Miracles breathes and lives two important cornerstones that make this album an incandescent emerald to cherish: first and certainly foremost, Yma Sumac’s pulmonary puissance which was all the more enchanting to contemporary listeners who thought her gone and vanished without the big traces she used to leave behind. And secondly, it is – if only in hindsight – a successful undertaking to recycle a few unique songs and add vocals to them. This is the most curious remark to make, especially so since Exotica and its substyles comprises of almost anything but recycled material, numerous renditions, shedloads of interpretations. This is all true and at the same time the nexus of the various thrills for many followers of the genre, as it is fun to compare beloved gold standards and benchmarks.

 

That the Queen of the Andes Yma Sumac is the performer of this material and that she has been gone for so long makes the album an ultramafic gemstone. Having said that: Miracles is not necessarily an Exotica artifact anymore.
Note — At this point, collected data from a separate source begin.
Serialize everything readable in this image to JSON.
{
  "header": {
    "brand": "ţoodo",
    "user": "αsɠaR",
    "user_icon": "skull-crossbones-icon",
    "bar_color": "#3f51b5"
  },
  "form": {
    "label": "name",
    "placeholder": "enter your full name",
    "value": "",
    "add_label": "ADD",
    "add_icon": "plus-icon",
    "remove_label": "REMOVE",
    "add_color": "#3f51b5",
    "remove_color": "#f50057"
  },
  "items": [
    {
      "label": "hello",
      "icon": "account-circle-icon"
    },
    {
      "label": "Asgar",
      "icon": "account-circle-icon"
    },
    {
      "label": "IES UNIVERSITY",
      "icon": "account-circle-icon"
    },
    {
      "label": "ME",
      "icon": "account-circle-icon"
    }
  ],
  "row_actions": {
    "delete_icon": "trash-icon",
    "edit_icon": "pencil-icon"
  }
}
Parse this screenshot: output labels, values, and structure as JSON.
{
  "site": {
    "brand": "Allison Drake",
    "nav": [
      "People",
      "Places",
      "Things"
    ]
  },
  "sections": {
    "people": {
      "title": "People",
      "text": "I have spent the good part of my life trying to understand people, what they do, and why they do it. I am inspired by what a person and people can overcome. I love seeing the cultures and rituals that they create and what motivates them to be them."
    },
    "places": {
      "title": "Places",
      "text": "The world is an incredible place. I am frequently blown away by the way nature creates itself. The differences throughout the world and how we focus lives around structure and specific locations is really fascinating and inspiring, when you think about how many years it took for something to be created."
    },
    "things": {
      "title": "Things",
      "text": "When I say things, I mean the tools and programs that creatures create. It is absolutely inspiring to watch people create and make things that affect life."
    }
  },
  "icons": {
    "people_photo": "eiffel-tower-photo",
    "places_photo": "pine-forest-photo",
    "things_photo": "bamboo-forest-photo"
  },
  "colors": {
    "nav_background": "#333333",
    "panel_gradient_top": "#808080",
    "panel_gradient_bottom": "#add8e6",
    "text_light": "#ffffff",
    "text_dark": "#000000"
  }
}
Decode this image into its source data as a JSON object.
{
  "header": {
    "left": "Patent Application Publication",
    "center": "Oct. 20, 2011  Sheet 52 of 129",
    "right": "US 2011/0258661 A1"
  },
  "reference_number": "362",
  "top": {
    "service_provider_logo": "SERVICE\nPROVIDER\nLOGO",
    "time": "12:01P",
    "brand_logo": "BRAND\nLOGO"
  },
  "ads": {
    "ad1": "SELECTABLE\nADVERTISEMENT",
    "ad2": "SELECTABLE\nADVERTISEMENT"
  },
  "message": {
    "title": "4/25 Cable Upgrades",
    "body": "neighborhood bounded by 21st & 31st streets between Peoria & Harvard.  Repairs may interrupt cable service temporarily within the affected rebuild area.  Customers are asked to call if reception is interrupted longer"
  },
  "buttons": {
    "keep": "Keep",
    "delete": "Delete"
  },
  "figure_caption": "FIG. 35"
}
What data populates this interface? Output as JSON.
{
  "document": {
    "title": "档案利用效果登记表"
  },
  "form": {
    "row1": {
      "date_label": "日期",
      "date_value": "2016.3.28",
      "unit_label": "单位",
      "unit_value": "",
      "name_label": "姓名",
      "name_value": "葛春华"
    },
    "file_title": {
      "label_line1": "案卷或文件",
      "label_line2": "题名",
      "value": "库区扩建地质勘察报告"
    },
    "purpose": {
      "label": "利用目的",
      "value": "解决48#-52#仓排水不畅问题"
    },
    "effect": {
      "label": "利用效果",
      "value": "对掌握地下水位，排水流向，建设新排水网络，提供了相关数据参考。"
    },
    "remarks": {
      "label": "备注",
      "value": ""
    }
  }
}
Instead, it is a positively plethoric phoresy, a magnanimously moxie multiplex. Post-processing and dubbing allows Les Baxter’s band to stack multiple tracks of Sumac’s vocals, and while it has been done before instrumentally by Les Paul or on Danny & Dena Guglielmi’s Adventure In Sound (1956), Sumac’s vocals have never been multiplied before. It’s a great hook, making Miracles only more flamboyant and amniotic. Those who find Sumac’s last humongous album too gaudy or a crazy conniption, check out the instrumental base frame called African Blue and be enchanted in a totally different way.